In Greek mythology, Amphinomus (/æmˈfɪnəməs/; Ἀμφίνομος Amphínomos; literally "between or around laws". From the root words Amphi/Ἀμφί: Between or on both sides, or around; and Nomus/Nomos:νομος: Rules/Laws) may refer to the following personages:

- Amphinomus, the Aetolian father of Thyrie (Hyria) who became the mother of Cycnus by Apollo.
- Amphinomus, a prince of Dulichium as the son of King Nisos. He was one of the suitors of Penelope and was considered the best-behaved of them. Despite Odysseus's warning, Amphinomus was compelled by Athena to stay, as he had been a suitor nonetheless. He was killed by a spear thrown by Telemachus during the Ithaca massacre; ironically, Amphinomus had twice tried to dissuade the suitors from killing Telemachus.
- Amphinomus, son of Diomedes and the daughter of King Daunus of Apulia in Italy.

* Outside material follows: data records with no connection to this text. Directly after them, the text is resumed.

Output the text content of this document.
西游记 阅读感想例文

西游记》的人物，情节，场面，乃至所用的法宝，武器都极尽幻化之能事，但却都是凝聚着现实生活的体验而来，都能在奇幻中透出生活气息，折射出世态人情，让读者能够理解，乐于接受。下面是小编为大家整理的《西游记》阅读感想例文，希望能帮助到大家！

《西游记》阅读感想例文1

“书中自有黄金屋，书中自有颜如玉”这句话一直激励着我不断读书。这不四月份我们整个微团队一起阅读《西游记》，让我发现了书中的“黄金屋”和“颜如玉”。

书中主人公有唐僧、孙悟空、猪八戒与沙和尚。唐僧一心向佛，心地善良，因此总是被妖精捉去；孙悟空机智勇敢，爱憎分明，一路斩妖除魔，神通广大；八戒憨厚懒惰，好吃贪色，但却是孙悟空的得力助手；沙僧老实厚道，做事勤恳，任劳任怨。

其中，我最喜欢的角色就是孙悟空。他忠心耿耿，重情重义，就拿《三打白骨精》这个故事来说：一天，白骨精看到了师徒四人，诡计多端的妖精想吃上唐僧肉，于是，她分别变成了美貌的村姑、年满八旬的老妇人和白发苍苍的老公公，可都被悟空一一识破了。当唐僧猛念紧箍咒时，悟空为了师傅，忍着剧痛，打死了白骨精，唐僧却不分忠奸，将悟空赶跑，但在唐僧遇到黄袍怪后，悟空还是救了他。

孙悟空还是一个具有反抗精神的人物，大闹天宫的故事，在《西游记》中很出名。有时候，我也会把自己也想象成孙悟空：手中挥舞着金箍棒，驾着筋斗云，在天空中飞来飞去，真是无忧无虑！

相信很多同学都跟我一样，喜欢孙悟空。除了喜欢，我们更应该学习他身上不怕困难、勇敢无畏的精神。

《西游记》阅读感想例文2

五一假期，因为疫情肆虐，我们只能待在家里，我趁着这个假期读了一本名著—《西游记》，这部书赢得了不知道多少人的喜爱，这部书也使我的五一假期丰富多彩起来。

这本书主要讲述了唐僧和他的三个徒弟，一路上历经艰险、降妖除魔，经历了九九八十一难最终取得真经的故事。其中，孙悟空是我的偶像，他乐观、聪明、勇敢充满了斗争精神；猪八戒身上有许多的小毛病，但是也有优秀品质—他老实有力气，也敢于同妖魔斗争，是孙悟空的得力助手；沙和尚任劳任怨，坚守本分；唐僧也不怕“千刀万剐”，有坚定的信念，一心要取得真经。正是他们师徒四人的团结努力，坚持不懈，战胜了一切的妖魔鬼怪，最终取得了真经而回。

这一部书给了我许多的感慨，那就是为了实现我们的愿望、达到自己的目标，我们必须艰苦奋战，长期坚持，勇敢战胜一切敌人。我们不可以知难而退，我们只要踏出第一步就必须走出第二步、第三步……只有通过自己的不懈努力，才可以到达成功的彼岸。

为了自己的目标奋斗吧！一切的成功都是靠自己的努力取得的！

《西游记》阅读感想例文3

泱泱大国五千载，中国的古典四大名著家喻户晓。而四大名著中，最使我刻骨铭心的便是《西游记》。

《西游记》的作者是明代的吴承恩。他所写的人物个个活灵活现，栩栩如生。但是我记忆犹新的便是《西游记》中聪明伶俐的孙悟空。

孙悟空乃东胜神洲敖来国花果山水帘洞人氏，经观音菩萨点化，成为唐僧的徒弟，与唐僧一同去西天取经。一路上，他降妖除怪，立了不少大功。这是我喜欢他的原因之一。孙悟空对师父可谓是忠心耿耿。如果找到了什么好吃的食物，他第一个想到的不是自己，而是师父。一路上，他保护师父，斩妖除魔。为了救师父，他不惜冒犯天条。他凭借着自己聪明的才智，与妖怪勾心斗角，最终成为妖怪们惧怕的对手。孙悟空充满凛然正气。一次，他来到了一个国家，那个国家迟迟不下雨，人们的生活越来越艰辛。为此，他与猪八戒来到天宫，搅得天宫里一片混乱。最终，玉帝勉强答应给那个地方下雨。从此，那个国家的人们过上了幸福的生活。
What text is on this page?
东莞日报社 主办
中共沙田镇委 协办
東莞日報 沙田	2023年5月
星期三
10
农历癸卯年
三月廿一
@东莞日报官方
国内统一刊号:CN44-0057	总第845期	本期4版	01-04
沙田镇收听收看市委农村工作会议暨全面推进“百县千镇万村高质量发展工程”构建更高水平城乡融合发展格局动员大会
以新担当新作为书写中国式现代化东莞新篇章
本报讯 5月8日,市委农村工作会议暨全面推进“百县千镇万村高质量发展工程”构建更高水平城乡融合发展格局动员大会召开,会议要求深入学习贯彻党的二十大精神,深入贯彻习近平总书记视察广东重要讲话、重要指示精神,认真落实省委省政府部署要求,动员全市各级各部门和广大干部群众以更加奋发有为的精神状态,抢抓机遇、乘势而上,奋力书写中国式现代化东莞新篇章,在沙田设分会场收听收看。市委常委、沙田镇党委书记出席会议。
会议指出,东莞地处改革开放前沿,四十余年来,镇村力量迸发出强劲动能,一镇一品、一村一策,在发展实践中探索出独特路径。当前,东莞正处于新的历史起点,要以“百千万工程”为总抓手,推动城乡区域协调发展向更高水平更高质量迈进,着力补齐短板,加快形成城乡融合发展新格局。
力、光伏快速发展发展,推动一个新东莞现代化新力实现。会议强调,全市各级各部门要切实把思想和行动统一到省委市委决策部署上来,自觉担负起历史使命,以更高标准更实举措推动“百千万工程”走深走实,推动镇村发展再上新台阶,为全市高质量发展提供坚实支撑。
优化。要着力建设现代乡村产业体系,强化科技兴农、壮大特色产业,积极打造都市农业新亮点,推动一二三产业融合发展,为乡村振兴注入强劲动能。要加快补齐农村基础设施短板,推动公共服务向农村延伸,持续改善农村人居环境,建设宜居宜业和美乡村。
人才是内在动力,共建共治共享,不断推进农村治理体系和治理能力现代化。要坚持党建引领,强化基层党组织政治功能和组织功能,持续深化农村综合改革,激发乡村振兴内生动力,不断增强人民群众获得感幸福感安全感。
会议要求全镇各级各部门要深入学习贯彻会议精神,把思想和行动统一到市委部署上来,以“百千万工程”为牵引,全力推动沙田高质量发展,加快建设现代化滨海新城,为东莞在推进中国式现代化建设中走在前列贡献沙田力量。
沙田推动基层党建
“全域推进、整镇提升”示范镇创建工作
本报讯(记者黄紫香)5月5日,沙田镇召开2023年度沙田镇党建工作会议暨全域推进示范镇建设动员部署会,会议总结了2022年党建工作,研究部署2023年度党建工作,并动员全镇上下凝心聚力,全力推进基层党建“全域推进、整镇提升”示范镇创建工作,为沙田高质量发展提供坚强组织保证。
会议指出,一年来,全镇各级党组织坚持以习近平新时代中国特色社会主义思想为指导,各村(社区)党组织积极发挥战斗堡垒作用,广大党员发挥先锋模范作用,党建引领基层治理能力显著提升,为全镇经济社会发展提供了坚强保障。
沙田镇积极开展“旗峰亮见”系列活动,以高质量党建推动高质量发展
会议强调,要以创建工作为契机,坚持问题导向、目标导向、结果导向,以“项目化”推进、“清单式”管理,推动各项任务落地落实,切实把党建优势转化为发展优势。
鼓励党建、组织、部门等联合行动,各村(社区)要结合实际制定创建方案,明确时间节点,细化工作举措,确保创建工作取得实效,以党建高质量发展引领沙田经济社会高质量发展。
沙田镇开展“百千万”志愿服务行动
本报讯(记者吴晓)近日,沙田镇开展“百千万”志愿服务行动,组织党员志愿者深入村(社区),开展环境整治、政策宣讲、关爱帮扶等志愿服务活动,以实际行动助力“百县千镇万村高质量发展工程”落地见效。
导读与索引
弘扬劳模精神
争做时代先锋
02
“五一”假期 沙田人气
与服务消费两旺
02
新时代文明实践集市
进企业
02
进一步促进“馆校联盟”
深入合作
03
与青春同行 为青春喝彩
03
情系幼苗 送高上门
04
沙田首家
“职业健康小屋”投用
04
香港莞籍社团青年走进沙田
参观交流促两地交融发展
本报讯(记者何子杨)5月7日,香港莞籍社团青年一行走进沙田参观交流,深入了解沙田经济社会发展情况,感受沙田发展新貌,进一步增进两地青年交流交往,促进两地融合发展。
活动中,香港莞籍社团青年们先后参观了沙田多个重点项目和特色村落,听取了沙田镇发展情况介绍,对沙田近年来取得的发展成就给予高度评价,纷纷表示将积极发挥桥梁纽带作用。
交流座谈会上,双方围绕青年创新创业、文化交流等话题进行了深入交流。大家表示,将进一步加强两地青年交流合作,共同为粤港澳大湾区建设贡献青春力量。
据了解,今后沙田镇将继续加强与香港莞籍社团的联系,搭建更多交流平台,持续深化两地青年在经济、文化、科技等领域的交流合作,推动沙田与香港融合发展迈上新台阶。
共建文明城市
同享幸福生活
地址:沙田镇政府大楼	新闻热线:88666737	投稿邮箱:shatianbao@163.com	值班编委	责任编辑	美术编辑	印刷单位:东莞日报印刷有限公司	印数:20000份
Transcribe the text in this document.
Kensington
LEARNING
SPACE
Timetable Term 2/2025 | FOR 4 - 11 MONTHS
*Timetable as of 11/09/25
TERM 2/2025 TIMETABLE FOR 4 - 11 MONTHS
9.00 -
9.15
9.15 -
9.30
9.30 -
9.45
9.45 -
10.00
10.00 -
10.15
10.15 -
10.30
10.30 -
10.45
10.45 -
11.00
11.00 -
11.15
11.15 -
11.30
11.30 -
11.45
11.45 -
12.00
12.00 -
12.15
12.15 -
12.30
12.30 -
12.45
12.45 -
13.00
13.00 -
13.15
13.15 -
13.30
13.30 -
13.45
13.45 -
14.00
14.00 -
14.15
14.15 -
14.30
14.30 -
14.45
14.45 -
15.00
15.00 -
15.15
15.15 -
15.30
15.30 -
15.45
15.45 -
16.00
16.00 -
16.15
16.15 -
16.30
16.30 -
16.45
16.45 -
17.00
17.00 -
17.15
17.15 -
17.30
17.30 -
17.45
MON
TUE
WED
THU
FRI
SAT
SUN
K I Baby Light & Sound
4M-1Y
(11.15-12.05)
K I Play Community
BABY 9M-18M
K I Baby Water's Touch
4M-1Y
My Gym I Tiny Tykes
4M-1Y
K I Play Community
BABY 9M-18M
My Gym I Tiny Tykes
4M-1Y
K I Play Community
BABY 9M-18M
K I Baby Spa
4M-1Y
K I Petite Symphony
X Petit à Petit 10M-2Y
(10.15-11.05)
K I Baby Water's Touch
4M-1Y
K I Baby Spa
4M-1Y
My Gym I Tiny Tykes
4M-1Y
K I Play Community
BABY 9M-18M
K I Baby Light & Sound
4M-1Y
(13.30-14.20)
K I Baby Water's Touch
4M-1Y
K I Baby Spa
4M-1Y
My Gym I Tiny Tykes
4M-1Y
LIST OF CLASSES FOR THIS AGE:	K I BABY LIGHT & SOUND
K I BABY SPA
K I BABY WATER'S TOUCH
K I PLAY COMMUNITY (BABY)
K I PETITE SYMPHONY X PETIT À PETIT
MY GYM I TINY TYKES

- Amphinomus, brother of Anapias (named in latin: Pii Fratres, lit. 'the saint brothers'): they are legendary characters of the Greek Catania (Sicily, Italy), who saved their parents from an eruption of Etna, carrying them on their shoulders.

There was also a Greek geometer called Amphinomus. He is thought to have flourished in the fourth century BC, but is otherwise unknown. He is mentioned a few times by Proclus in his Commentary on the First Book of Euclid's Elements.